Biz de bu insanlık dramı konusundaki duygu ve düşüncelerimizi, devleti yönetenlere anlatmaya devam ediyoruz.

Sıra yeniden Başbakan Yardımcı Beşir Atalay’da:

Faks: (0312) 422 13 28

E-posta: besir.atalay@basbakanlik.gov.tr



GÜNÜN SORUSU

Deneyimli siyasetçi Kâmran İnan kendisine, “Bir emriniz var mı?” dediği için, Prof. Dr. Mehmet Haberal “örgüt yöneticiliği” suçlamasıyla tutuklu olarak yargılanıyor. Dün aynı sözleri “pek sayın bir devlet büyüğü”nün, bir başka “şahsiyet” için kullandığını duyduk: “Bir emri var mı, sorun...” Sorum savcı beylere:

Bu durumda o “şahsiyet” de mi “yönetici oluyor?



Müyesser’le Zonguldak’ta!

Daha önce de yazmıştım; meslektaşım Müyesser Yıldız’ı Odatv soruşturmasında gözaltına alındığı güne kadar tanımıyordum.

Odatv internet sitesinde yayınlanan yazılar nedeniyle, bu sitenin diğer yazarlarıyla ve yöneticileriyle birlikte tutuklandı. Bilgisayarlarına virüslü mesajlarla gönderilen düzmece dosyalar yüzünden aylarca tutuklu kaldılar... Örgüt olmakla suçlandılar!

Sonra bir kış günü Silivri Cezaevi’ndeki Müyesser’den mektup aldım.
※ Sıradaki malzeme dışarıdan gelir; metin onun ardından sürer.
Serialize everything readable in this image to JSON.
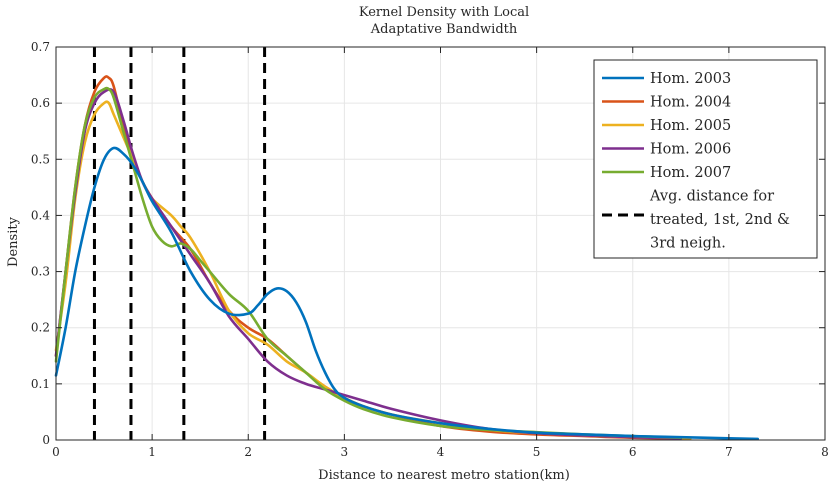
{
  "chart_data": {
    "type": "line",
    "title_lines": [
      "Kernel Density with Local",
      "Adaptative Bandwidth"
    ],
    "xlabel": "Distance to nearest metro station(km)",
    "ylabel": "Density",
    "xlim": [
      0,
      8
    ],
    "ylim": [
      0,
      0.7
    ],
    "xticks": [
      "0",
      "1",
      "2",
      "3",
      "4",
      "5",
      "6",
      "7",
      "8"
    ],
    "yticks": [
      "0",
      "0.1",
      "0.2",
      "0.3",
      "0.4",
      "0.5",
      "0.6",
      "0.7"
    ],
    "grid": true,
    "legend_position": "top-right",
    "series": [
      {
        "name": "Hom. 2003",
        "color": "#0072BD",
        "x": [
          0,
          0.1,
          0.2,
          0.3,
          0.4,
          0.5,
          0.6,
          0.7,
          0.8,
          0.9,
          1.0,
          1.2,
          1.4,
          1.6,
          1.8,
          2.0,
          2.1,
          2.2,
          2.3,
          2.4,
          2.5,
          2.6,
          2.7,
          2.8,
          2.9,
          3.0,
          3.2,
          3.5,
          4.0,
          4.5,
          5.0,
          5.5,
          6.0,
          6.5,
          7.0,
          7.3
        ],
        "y": [
          0.115,
          0.2,
          0.3,
          0.38,
          0.45,
          0.5,
          0.52,
          0.51,
          0.49,
          0.46,
          0.425,
          0.37,
          0.3,
          0.25,
          0.225,
          0.225,
          0.24,
          0.26,
          0.27,
          0.265,
          0.245,
          0.21,
          0.16,
          0.12,
          0.09,
          0.075,
          0.06,
          0.045,
          0.03,
          0.02,
          0.013,
          0.01,
          0.007,
          0.005,
          0.003,
          0.002
        ]
      },
      {
        "name": "Hom. 2004",
        "color": "#D95319",
        "x": [
          0,
          0.1,
          0.2,
          0.3,
          0.4,
          0.5,
          0.55,
          0.6,
          0.7,
          0.8,
          0.9,
          1.0,
          1.2,
          1.4,
          1.6,
          1.8,
          2.0,
          2.2,
          2.4,
          2.6,
          2.8,
          3.0,
          3.2,
          3.5,
          4.0,
          4.5,
          5.0,
          5.5,
          6.0,
          6.5
        ],
        "y": [
          0.15,
          0.3,
          0.45,
          0.56,
          0.62,
          0.645,
          0.645,
          0.63,
          0.56,
          0.5,
          0.46,
          0.43,
          0.38,
          0.34,
          0.28,
          0.23,
          0.2,
          0.18,
          0.15,
          0.12,
          0.095,
          0.075,
          0.06,
          0.045,
          0.025,
          0.015,
          0.01,
          0.007,
          0.004,
          0.003
        ]
      },
      {
        "name": "Hom. 2005",
        "color": "#EDB120",
        "x": [
          0,
          0.1,
          0.2,
          0.3,
          0.4,
          0.5,
          0.55,
          0.6,
          0.7,
          0.8,
          0.9,
          1.0,
          1.2,
          1.3,
          1.4,
          1.6,
          1.8,
          2.0,
          2.2,
          2.4,
          2.6,
          2.8,
          3.0,
          3.2,
          3.5,
          4.0,
          4.5,
          5.0,
          5.5,
          6.0,
          6.6
        ],
        "y": [
          0.16,
          0.28,
          0.43,
          0.53,
          0.58,
          0.6,
          0.6,
          0.58,
          0.54,
          0.5,
          0.46,
          0.43,
          0.4,
          0.38,
          0.36,
          0.3,
          0.23,
          0.19,
          0.17,
          0.14,
          0.12,
          0.095,
          0.075,
          0.06,
          0.045,
          0.03,
          0.018,
          0.012,
          0.008,
          0.005,
          0.003
        ]
      },
      {
        "name": "Hom. 2006",
        "color": "#7E2F8E",
        "x": [
          0,
          0.1,
          0.2,
          0.3,
          0.4,
          0.5,
          0.6,
          0.7,
          0.8,
          0.9,
          1.0,
          1.2,
          1.4,
          1.6,
          1.8,
          2.0,
          2.2,
          2.4,
          2.6,
          2.8,
          3.0,
          3.2,
          3.5,
          4.0,
          4.5,
          5.0,
          5.5,
          6.0,
          6.5
        ],
        "y": [
          0.15,
          0.3,
          0.44,
          0.55,
          0.6,
          0.62,
          0.62,
          0.57,
          0.51,
          0.46,
          0.43,
          0.38,
          0.33,
          0.28,
          0.22,
          0.18,
          0.14,
          0.115,
          0.1,
          0.09,
          0.08,
          0.07,
          0.055,
          0.035,
          0.02,
          0.012,
          0.008,
          0.005,
          0.003
        ]
      },
      {
        "name": "Hom. 2007",
        "color": "#77AC30",
        "x": [
          0,
          0.1,
          0.2,
          0.3,
          0.4,
          0.5,
          0.55,
          0.6,
          0.7,
          0.8,
          0.9,
          1.0,
          1.1,
          1.2,
          1.3,
          1.4,
          1.5,
          1.6,
          1.8,
          2.0,
          2.2,
          2.4,
          2.6,
          2.8,
          3.0,
          3.2,
          3.5,
          4.0,
          4.5,
          5.0,
          5.5,
          6.0,
          6.5
        ],
        "y": [
          0.14,
          0.3,
          0.45,
          0.56,
          0.61,
          0.625,
          0.625,
          0.61,
          0.55,
          0.49,
          0.43,
          0.38,
          0.355,
          0.345,
          0.35,
          0.34,
          0.32,
          0.3,
          0.26,
          0.23,
          0.18,
          0.15,
          0.12,
          0.09,
          0.07,
          0.055,
          0.04,
          0.025,
          0.018,
          0.014,
          0.01,
          0.007,
          0.004
        ]
      }
    ],
    "reference_lines": {
      "label_lines": [
        "Avg. distance for",
        "treated, 1st, 2nd &",
        "3rd neigh."
      ],
      "color": "#000000",
      "x": [
        0.4,
        0.78,
        1.33,
        2.17
      ]
    }
  }
}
Koskoca koğuşta tek başına kalıyordu.

“Devlet malı” olduğu için, verilen yemekleri bile yemiyordu. Mahkemede savunma yapmayı reddediyordu...

Mektubunda, “Üşüyorum” diyordu bu genç kadın.

Aynen yayınladım satırlarını; bu sütunların bütün kadın okurları inanılmaz bir yarışa başladı: Müyesser’e kazak, hırka, battaniye, çorap örme yarışıydı bu...

On gün kadar sonra Türkiye’nin dört bir yanından Silivri zulümhanesine kazaklar, battaniyeler, çoraplar yağıyordu...

Yani benim gibi Türkiye de Müyesser’i o mektupla tanıdı ve sevdi.

Hepimiz, onun suçsuz olduğuna gönülden inandık...

Bir yıla yakın bir süre “kaçabileceği” gerekçesiyle tahliye edilmedi.

“Bu gerekçe, bana yapılan en büyük hakarettir. Ben bu ülkeden kovsanız bile gitmem; onu size bırakmam” diyordu.

Bırakın kaçmayı; tahliye edildikten sonra da Silivri’den çıkmaz oldu!

Balyoz’un, Ergenekon’un hiçbir duruşmasını kaçırmayan tek gazeteci hâline geldi. Üstelik Ankara’da yaşadığı hâlde!

İstanbul’daki çok meşhur (!) yazarlar, Silivri’deki mahkemelere bir kez bile gitmezken; o, zamanının çoğunu Silivri’de ve yollarda geçirmeye başladı.

Yarın Müyesser’le birlikte Zonguldak’tayız.

Çağdaş Gazeteciler Derneği (ÇGD) Zonguldak Şubesi tarafından düzenlenen “Milli İrade ve Medya” konulu söyleşiye katılıp, ardından da kitaplarımızı imzalayacağız.

TMMOB Maden Mühendisleri Odası Zonguldak Şube Lokali’nde yarın saat 15.00’te başlayacak söyleşiye Zonguldak’ta ve ilçelerinde yaşayan tüm sevgili dostlarımızı bekliyoruz.